Tridico difende il reddito di cittadinanza: “Non è un finanziamento a ‘non lavoro'”
Il salario non è più in grado di assicurare una vita dignitosa al 30% dei lavoratori italiani. I dati Inps sono chiari e impietosi. Cosa fare quindi? Ecco la domanda a cui cerca di rispondere il libro ‘Ripensare lo stato sociale‘, presentato oggi nella sede dell’Inps a palazzo Wedekind. “Perché non finanziare il lavoro invece che assistere sterilmente la disoccupazione?”, domanda l’autore Giulio Prosperetti, giudice della Corte costituzionale. Meglio estendere le tutele per chi lavora piuttosto che ampliare il reddito o la pensione di cittadinanza.

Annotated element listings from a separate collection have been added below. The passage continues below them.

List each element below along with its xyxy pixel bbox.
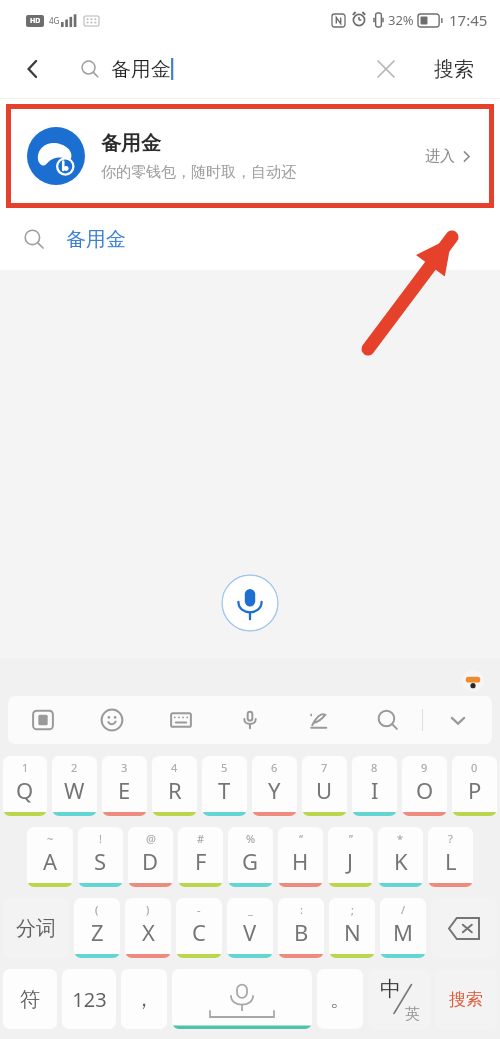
staticText: ? bbox=[448, 831, 453, 846]
button[interactable]: ? bbox=[428, 827, 473, 887]
staticText: 5 bbox=[221, 760, 228, 775]
button[interactable]: 分词 bbox=[3, 898, 69, 958]
staticText: 0 bbox=[471, 760, 478, 775]
staticText: 2 bbox=[71, 760, 78, 775]
button[interactable]: Search bbox=[353, 696, 422, 744]
staticText: J bbox=[347, 846, 354, 876]
staticText: / bbox=[401, 902, 406, 917]
button[interactable]: ( bbox=[74, 898, 120, 958]
button[interactable]: ~ bbox=[27, 827, 73, 887]
staticText: C bbox=[192, 917, 206, 947]
button[interactable]: “ bbox=[278, 827, 323, 887]
button[interactable]: 。 bbox=[317, 969, 363, 1029]
staticText: ! bbox=[99, 831, 102, 846]
staticText: O bbox=[416, 775, 434, 805]
staticText: K bbox=[394, 846, 408, 876]
staticText: 9 bbox=[421, 760, 428, 775]
button[interactable]: Emoji bbox=[77, 696, 146, 744]
button[interactable]: Hide keyboard bbox=[423, 696, 492, 744]
button[interactable]: ， bbox=[121, 969, 167, 1029]
button[interactable]: Handwriting bbox=[284, 696, 353, 744]
staticText: Q bbox=[16, 775, 34, 805]
staticText: V bbox=[243, 917, 257, 947]
staticText: _ bbox=[248, 902, 253, 917]
button[interactable]: ” bbox=[328, 827, 373, 887]
staticText: M bbox=[393, 917, 413, 947]
staticText: : bbox=[300, 902, 303, 917]
staticText: R bbox=[168, 775, 182, 805]
button[interactable]: % bbox=[228, 827, 273, 887]
button[interactable]: 123 bbox=[62, 969, 116, 1029]
staticText: 英 bbox=[405, 1005, 420, 1024]
staticText: X bbox=[142, 917, 155, 947]
button[interactable]: Back bbox=[0, 40, 65, 98]
staticText: HD bbox=[30, 16, 41, 26]
staticText: @ bbox=[146, 831, 156, 846]
button[interactable]: ) bbox=[125, 898, 171, 958]
staticText: S bbox=[94, 846, 107, 876]
button[interactable]: @ bbox=[128, 827, 173, 887]
staticText: P bbox=[468, 775, 482, 805]
staticText: A bbox=[43, 846, 58, 876]
staticText: D bbox=[142, 846, 159, 876]
staticText: ” bbox=[349, 831, 353, 846]
button[interactable]: 3 bbox=[102, 756, 147, 816]
button[interactable]: Keyboard layout bbox=[146, 696, 215, 744]
staticText: 4G bbox=[49, 15, 60, 26]
staticText: 中 bbox=[380, 976, 401, 1002]
button[interactable]: - bbox=[176, 898, 222, 958]
staticText: U bbox=[316, 775, 333, 805]
staticText: ( bbox=[95, 902, 99, 917]
staticText: ; bbox=[351, 902, 354, 917]
staticText: F bbox=[195, 846, 207, 876]
staticText: 符 bbox=[20, 987, 40, 1012]
button[interactable]: _ bbox=[227, 898, 273, 958]
staticText: 4 bbox=[171, 760, 178, 775]
staticText: H bbox=[292, 846, 309, 876]
staticText: Y bbox=[268, 775, 281, 805]
button[interactable]: ! bbox=[78, 827, 123, 887]
button[interactable]: 符 bbox=[3, 969, 57, 1029]
button[interactable]: 6 bbox=[252, 756, 297, 816]
button[interactable]: Space bbox=[172, 969, 312, 1029]
staticText: 32% bbox=[388, 11, 414, 29]
button[interactable]: 备用金 bbox=[65, 48, 408, 90]
staticText: W bbox=[64, 775, 85, 805]
button[interactable]: * bbox=[378, 827, 423, 887]
button[interactable]: # bbox=[178, 827, 223, 887]
button[interactable]: 备用金 bbox=[11, 109, 489, 203]
button[interactable]: 7 bbox=[302, 756, 347, 816]
button[interactable]: Voice input bbox=[215, 696, 284, 744]
button[interactable]: : bbox=[278, 898, 324, 958]
button[interactable]: ; bbox=[329, 898, 375, 958]
button[interactable]: Clear text bbox=[364, 48, 408, 90]
button[interactable]: 中 bbox=[368, 969, 430, 1029]
staticText: T bbox=[218, 775, 231, 805]
button[interactable]: 5 bbox=[202, 756, 247, 816]
staticText: - bbox=[197, 902, 201, 917]
staticText: * bbox=[397, 831, 404, 846]
button[interactable]: Sogou input bbox=[8, 696, 77, 744]
button[interactable]: Voice search bbox=[221, 574, 279, 632]
button[interactable]: 搜索 bbox=[435, 969, 497, 1029]
staticText: 备用金 bbox=[66, 227, 126, 252]
button[interactable]: 2 bbox=[52, 756, 97, 816]
staticText: ) bbox=[146, 902, 150, 917]
button[interactable]: 8 bbox=[352, 756, 397, 816]
button[interactable]: Delete bbox=[431, 898, 497, 958]
button[interactable]: 9 bbox=[402, 756, 447, 816]
staticText: 6 bbox=[271, 760, 278, 775]
button[interactable]: 0 bbox=[452, 756, 497, 816]
button[interactable]: 备用金 bbox=[0, 208, 500, 270]
staticText: 3 bbox=[121, 760, 128, 775]
button[interactable]: / bbox=[380, 898, 426, 958]
staticText: N bbox=[344, 917, 361, 947]
staticText: 搜索 bbox=[434, 57, 474, 82]
staticText: I bbox=[371, 775, 379, 805]
button[interactable]: 4 bbox=[152, 756, 197, 816]
button[interactable]: 1 bbox=[3, 756, 47, 816]
staticText: 7 bbox=[321, 760, 328, 775]
staticText: 你的零钱包，随时取，自动还 bbox=[101, 163, 296, 182]
staticText: 。 bbox=[330, 987, 350, 1012]
button[interactable]: 搜索 bbox=[408, 40, 500, 98]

“Se dovessi ridurre il libro a uno slogan- dice Prosperetti- sarebbe ‘finanziare il lavoro, non il non lavoro“. Ridurre la disuguaglianza invece di compensarla. “Lo slogan non aiuta- ribatte il presidente dell’Inps Pasquale Tridico– non lo condivido. Il problema è molto più complesso“. Per Tridico la sfida è quindi riuscire a integrare i redditi da lavoro, magari “rafforzando i servizi invece che i trasferimenti monetari”, ma “senza contrapporre lavoro e non lavoro”.

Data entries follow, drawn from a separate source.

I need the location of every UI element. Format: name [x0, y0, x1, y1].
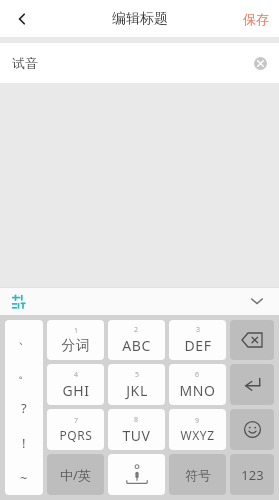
staticText: 9 [195, 416, 200, 426]
button[interactable]: 5 [108, 364, 165, 405]
staticText: ! [22, 434, 26, 452]
staticText: 2 [134, 325, 139, 335]
button[interactable]: ~ [5, 460, 43, 495]
button[interactable]: 符号 [169, 454, 226, 495]
button[interactable]: 、 [5, 320, 43, 355]
button[interactable]: Enter [230, 364, 274, 405]
staticText: 1 [74, 326, 79, 336]
button[interactable]: Clear [249, 52, 271, 74]
button[interactable]: Space / Voice input [108, 454, 165, 495]
staticText: 5 [135, 370, 140, 380]
staticText: 符号 [185, 467, 211, 483]
staticText: JKL [126, 381, 148, 400]
button[interactable]: 中/英 [47, 454, 104, 495]
button[interactable]: 。 [5, 355, 43, 390]
button[interactable]: 3 [169, 320, 226, 360]
staticText: DEF [184, 336, 212, 355]
staticText: TUV [122, 426, 151, 445]
staticText: 4 [74, 370, 79, 380]
button[interactable]: 4 [47, 364, 104, 405]
button[interactable]: 8 [108, 409, 165, 450]
staticText: ABC [122, 336, 151, 355]
button[interactable]: 保存 [243, 11, 269, 27]
staticText: 、 [18, 330, 31, 346]
staticText: 8 [134, 415, 139, 425]
staticText: WXYZ [180, 427, 215, 443]
staticText: 。 [18, 365, 31, 381]
button[interactable]: Backspace [230, 320, 274, 360]
button[interactable]: 9 [169, 409, 226, 450]
staticText: ~ [20, 469, 28, 487]
staticText: 3 [196, 325, 201, 335]
staticText: MNO [179, 381, 216, 400]
staticText: 编辑标题 [112, 10, 168, 28]
staticText: 保存 [243, 11, 269, 27]
button[interactable]: 123 [230, 454, 274, 495]
button[interactable]: Input method [8, 291, 28, 311]
staticText: 中/英 [60, 466, 91, 484]
staticText: 分词 [61, 337, 91, 355]
staticText: 试音 [12, 55, 38, 71]
staticText: ? [21, 399, 27, 417]
button[interactable]: Emoji [230, 409, 274, 450]
button[interactable]: 2 [108, 320, 165, 360]
button[interactable]: Hide keyboard [245, 289, 269, 313]
button[interactable]: ? [5, 390, 43, 425]
staticText: PQRS [59, 427, 93, 443]
staticText: GHI [62, 381, 90, 400]
staticText: 6 [195, 370, 200, 380]
button[interactable]: ! [5, 425, 43, 460]
staticText: 7 [74, 416, 79, 426]
button[interactable]: 7 [47, 409, 104, 450]
staticText: 123 [241, 466, 264, 484]
button[interactable]: 1 [47, 320, 104, 360]
button[interactable]: 6 [169, 364, 226, 405]
button[interactable]: Back [0, 0, 44, 37]
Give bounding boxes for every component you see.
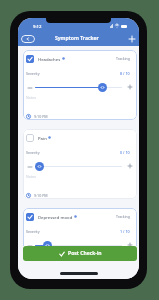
button[interactable]: Decrease severity xyxy=(24,82,35,93)
staticText: Depressed mood xyxy=(38,214,73,220)
staticText: 0 / 10 xyxy=(120,150,130,155)
staticText: Tracking xyxy=(116,56,130,61)
button[interactable]: Headaches xyxy=(23,50,137,120)
staticText: Severity xyxy=(26,150,40,155)
staticText: 9:10 PM xyxy=(34,193,48,198)
button[interactable]: Decrease severity xyxy=(24,240,35,251)
staticText: Symptom Tracker xyxy=(55,35,99,42)
button[interactable]: Decrease severity xyxy=(24,161,35,172)
staticText: Tracking xyxy=(116,214,130,219)
staticText: 9:10 PM xyxy=(34,114,48,119)
staticText: Notes xyxy=(26,174,37,179)
button[interactable]: Increase severity xyxy=(124,160,136,172)
staticText: 9:12 xyxy=(33,23,42,29)
staticText: Severity xyxy=(26,71,40,76)
staticText: Post Check-in xyxy=(68,250,102,257)
staticText: 8 / 10 xyxy=(120,71,130,76)
staticText: Severity xyxy=(26,229,40,234)
button[interactable]: Back xyxy=(21,35,35,43)
button[interactable]: Post Check-in xyxy=(23,246,137,261)
staticText: Notes xyxy=(26,95,37,100)
button[interactable]: Increase severity xyxy=(124,81,136,93)
button[interactable]: Pain xyxy=(23,129,137,199)
staticText: Pain xyxy=(38,135,47,141)
button[interactable]: Depressed mood xyxy=(23,208,137,278)
staticText: 1 / 10 xyxy=(120,229,130,234)
staticText: Headaches xyxy=(38,56,61,62)
button[interactable]: Add symptom xyxy=(127,34,137,44)
button[interactable]: Increase severity xyxy=(124,239,136,251)
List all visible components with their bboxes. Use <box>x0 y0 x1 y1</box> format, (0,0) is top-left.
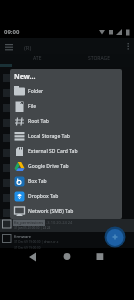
staticText: Google Drive Tab <box>28 163 69 170</box>
button[interactable]: Network (SMB) Tab <box>10 204 122 219</box>
button[interactable] <box>16 248 50 268</box>
button[interactable]: Box Tab <box>10 174 122 189</box>
staticText: External SD Card Tab <box>28 148 78 155</box>
staticText: File <box>28 103 37 110</box>
staticText: New... <box>14 72 36 82</box>
staticText: 09:00 <box>4 28 20 36</box>
staticText: 31 Jan 05 20:00:00 | 24 24 <box>14 226 51 230</box>
button[interactable]: Folder <box>10 84 122 99</box>
staticText: Dropbox Tab <box>28 193 59 200</box>
staticText: Box Tab <box>28 178 47 185</box>
staticText: -3.10.20-24 24 <box>46 220 73 225</box>
button[interactable] <box>0 54 134 67</box>
staticText: ATE <box>33 55 42 62</box>
staticText: (R) <box>24 44 32 52</box>
staticText: fix_permissions <box>14 220 44 225</box>
staticText: Root Tab <box>28 118 49 125</box>
button[interactable]: Local Storage Tab <box>10 129 122 144</box>
staticText: Folder <box>28 88 44 95</box>
button[interactable]: Google Drive Tab <box>10 159 122 174</box>
staticText: 31 Dec 69 19:00:00 | drwxr-xr-x <box>14 240 59 244</box>
button[interactable] <box>84 248 118 268</box>
button[interactable] <box>1 40 17 53</box>
staticText: Local Storage Tab <box>28 133 70 140</box>
button[interactable] <box>104 226 126 248</box>
staticText: STORAGE <box>88 55 110 62</box>
button[interactable] <box>50 248 84 268</box>
button[interactable] <box>122 40 134 53</box>
button[interactable]: External SD Card Tab <box>10 144 122 159</box>
staticText: 31 Dec 69 19:00:00 <box>14 246 41 250</box>
button[interactable]: File <box>10 99 122 114</box>
staticText: Network (SMB) Tab <box>28 208 74 215</box>
staticText: firmware <box>14 234 32 239</box>
button[interactable]: Dropbox Tab <box>10 189 122 204</box>
button[interactable]: Root Tab <box>10 114 122 129</box>
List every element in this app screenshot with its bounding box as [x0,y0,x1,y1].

Per Elena Granaglia, professoressa ordinaria di Giurisprudenza all’università di Roma3, “siamo di fronte a un mondo del lavoro lontano da quello auspicato dalla Costituzione”. È lei a sottolineare l’importanza di “forme di integrazione dei redditi da lavoro”. Poi, citando il libro di Prosperetti, fa l’esempio degli assegni famigliari come modello di sostegno all’occupazione. Patrizia Tullini professoressa di Scienze giuridiche all’università di Bologna, rilancia “l‘introduzione del salario minimo legale” che “non va considerato solo nella logica di una misura anti dumping ma anche come una misura di equità sociale”.